Most real-world networks are incompletely observed. Algorithms that can accurately predict which links are missing can dramatically speed up network data collection and improve network model validation. Many algorithms now exist for predicting missing links, given a partially observed network, but it has remained unknown whether a single best predictor exists, how link predictability varies across methods and networks from different domains, and how close to optimality current methods are. We answer these questions by systematically evaluating 203 individual link predictor algorithms, representing three popular families of methods, applied to a large corpus of 550 structurally diverse networks from six scientific domains. We first show that individual algorithms exhibit a broad diversity of prediction errors, such that no one predictor or family is best, or worst, across all realistic inputs. We then exploit this diversity using network-based metalearning to construct a series of "stacked" models that combine predictors into a single algorithm. Applied to a broad range of synthetic networks, for which we may analytically calculate optimal performance, these stacked models achieve optimal or nearly optimal levels of accuracy. Applied to real-world networks, stacked models are superior, but their accuracy varies strongly by domain, suggesting that link prediction may be fundamentally easier in social networks than in biological or technological networks. These results indicate that the state of the art for link prediction comes from combining individual algorithms, which can achieve nearly optimal predictions. We close with a brief discussion of limitations and opportunities for further improvements.

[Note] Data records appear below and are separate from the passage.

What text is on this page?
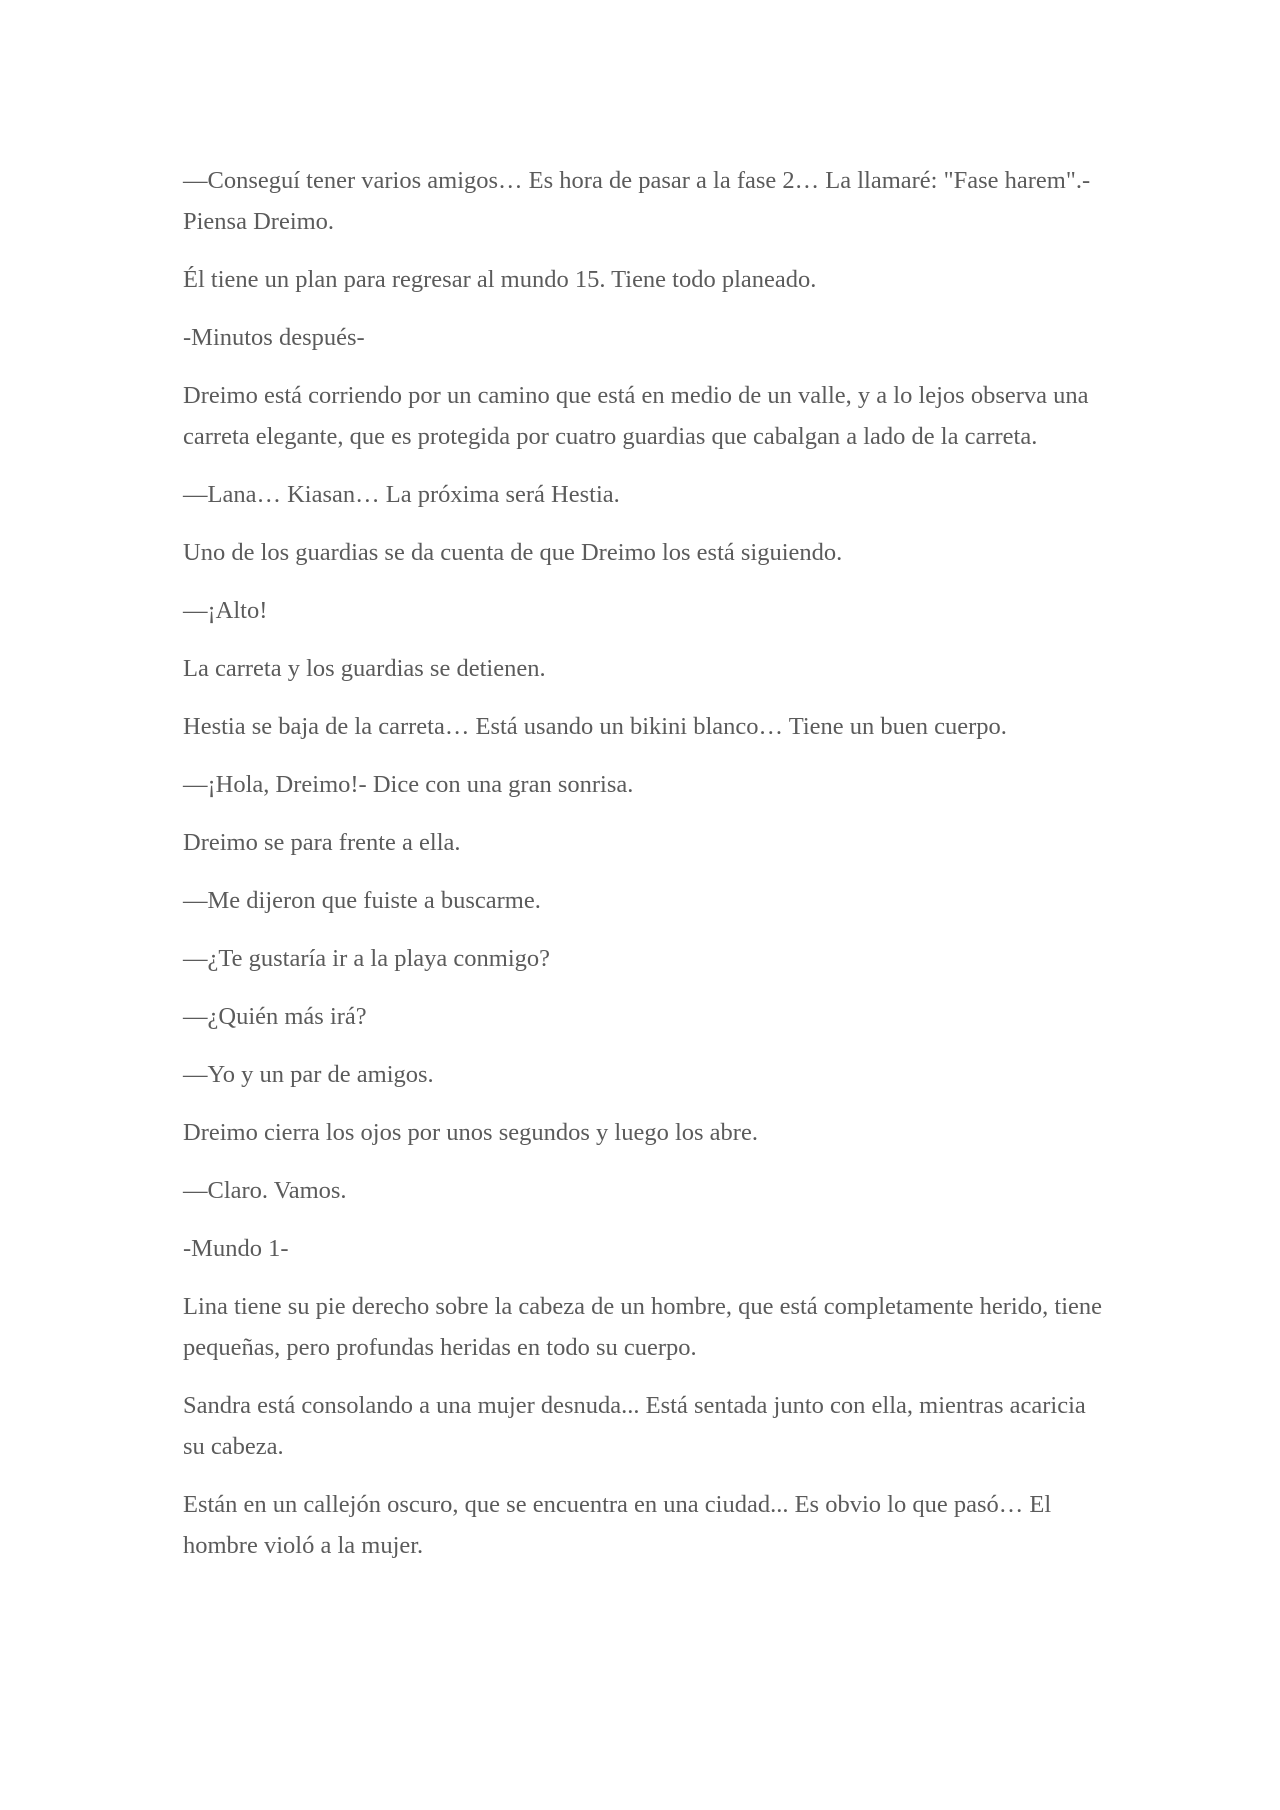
—Conseguí tener varios amigos… Es hora de pasar a la fase 2… La llamaré: "Fase harem".- Piensa Dreimo.

Él tiene un plan para regresar al mundo 15. Tiene todo planeado.

-Minutos después-

Dreimo está corriendo por un camino que está en medio de un valle, y a lo lejos observa una carreta elegante, que es protegida por cuatro guardias que cabalgan a lado de la carreta.

—Lana… Kiasan… La próxima será Hestia.

Uno de los guardias se da cuenta de que Dreimo los está siguiendo.

—¡Alto!

La carreta y los guardias se detienen.

Hestia se baja de la carreta… Está usando un bikini blanco… Tiene un buen cuerpo.

—¡Hola, Dreimo!- Dice con una gran sonrisa.

Dreimo se para frente a ella.

—Me dijeron que fuiste a buscarme.

—¿Te gustaría ir a la playa conmigo?

—¿Quién más irá?

—Yo y un par de amigos.

Dreimo cierra los ojos por unos segundos y luego los abre.

—Claro. Vamos.

-Mundo 1-

Lina tiene su pie derecho sobre la cabeza de un hombre, que está completamente herido, tiene pequeñas, pero profundas heridas en todo su cuerpo.

Sandra está consolando a una mujer desnuda... Está sentada junto con ella, mientras acaricia su cabeza.

Están en un callejón oscuro, que se encuentra en una ciudad... Es obvio lo que pasó… El hombre violó a la mujer.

大多数真实世界的网络都是不完全观测到的。能够准确预测哪些链接缺失的算法可以显著加快网络数据收集和改进网络模型验证。现在存在许多用于预测缺失链接的算法,给定一个部分观测到的网络,但仍然不知道是否存在单个最佳预测器,不同方法和来自不同领域的网络的链接可预测性如何变化,以及当前方法接近最优的程度。我们通过系统地评估 203 个单独的链接预测算法,代表三种流行的方法家族,应用于来自六个科学领域的 550 个结构多样的网络的大型语料库,回答了这些问题。我们首先表明,个别算法表现出广泛的预测误差多样性,因此在所有现实输入中,没有一个预测器或方法家族是最好的或最差的。然后,我们利用基于网络的元学习利用这种多样性,构建一系列将预测器组合成单个算法的“堆叠”模型。将这些堆叠模型应用于广泛的合成网络,对于这些网络,我们可以通过分析计算出最佳性能,这些堆叠模型可以达到最佳或几乎最佳的准确性水平。将这些堆叠模型应用于真实网络,它们的性能优于传统模型,但准确性因领域而异,这表明在社交网络中,链接预测可能比在生物或技术网络中更基本。这些结果表明,链接预测的最新技术来自于结合单个算法,这些算法可以实现几乎最佳的预测。最后,我们简要讨论了进一步改进的限制和机会。